Recuperação “Mando para a casa de recuperação na Cidade de Deus garotas prostitutas, meninos viciados. Para não cair na vida nem ficar doente com aids, essa meninada precisa ter família e futuro. A UPP, para dar certo, precisa fazer a inclusão social dessas pessoas. É o que diz o Beltrame. E eu digo a todos os meus que estão no tráfico: a hora é agora. Quem quiser se recuperar vai para a igreja e se entrega para pagar o que deve e se salvar.”


Ídolo “Meu ídolo é o Lula. Adoro o Lula. Ele foi quem combateu o crime com mais sucesso. Por causa do PAC da Rocinha. Cinquenta dos meus homens saíram do tráfico para trabalhar nas obras. Sabe quantos voltaram para o crime? Nenhum. Porque viram que tinham trabalho e futuro na construção civil.”
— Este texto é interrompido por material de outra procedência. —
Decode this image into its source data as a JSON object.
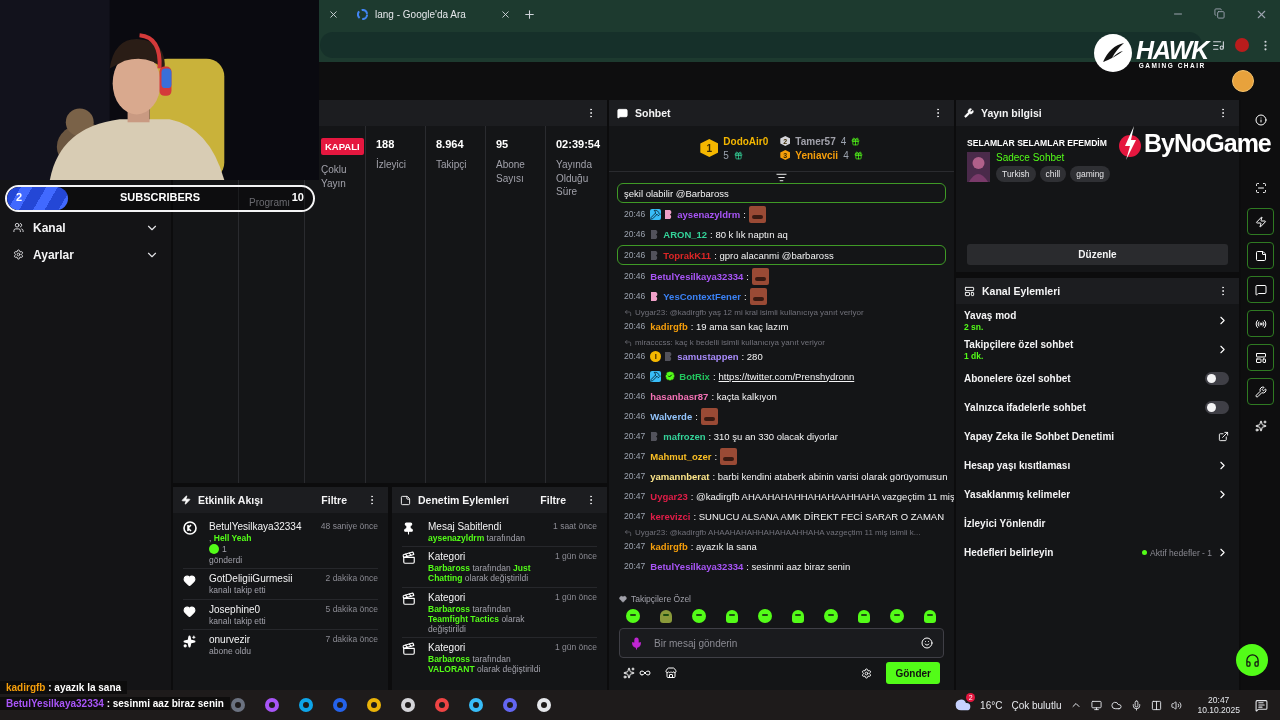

Policiais “Pago muito por mês a policiais. Mas tenho mais policiais amigos do que policiais a quem eu pago. Eles sabem que eu digo: nada de atirar em policial que entra na favela. São todos pais de família, vêm para cá mandados, vão levar um tiro sem mais nem menos?”


Tráfico “Sei que dizem que entrei no tráfico por causa da minha filha. Ela tinha 10 meses e uma doença raríssima, precisava colocar cateter, um troço caro, e o Lulu (ex-chefe) me emprestou o dinheiro. Mas prefiro dizer que entrei no tráfico porque entrei. E não compensa.”


Nem estava ansioso para jogar futebol. Acabara de sair da academia onde faz musculação. Não me mandou embora, mas percebi que meu tempo tinha acabado. Desci a pé. Demorei a dormir.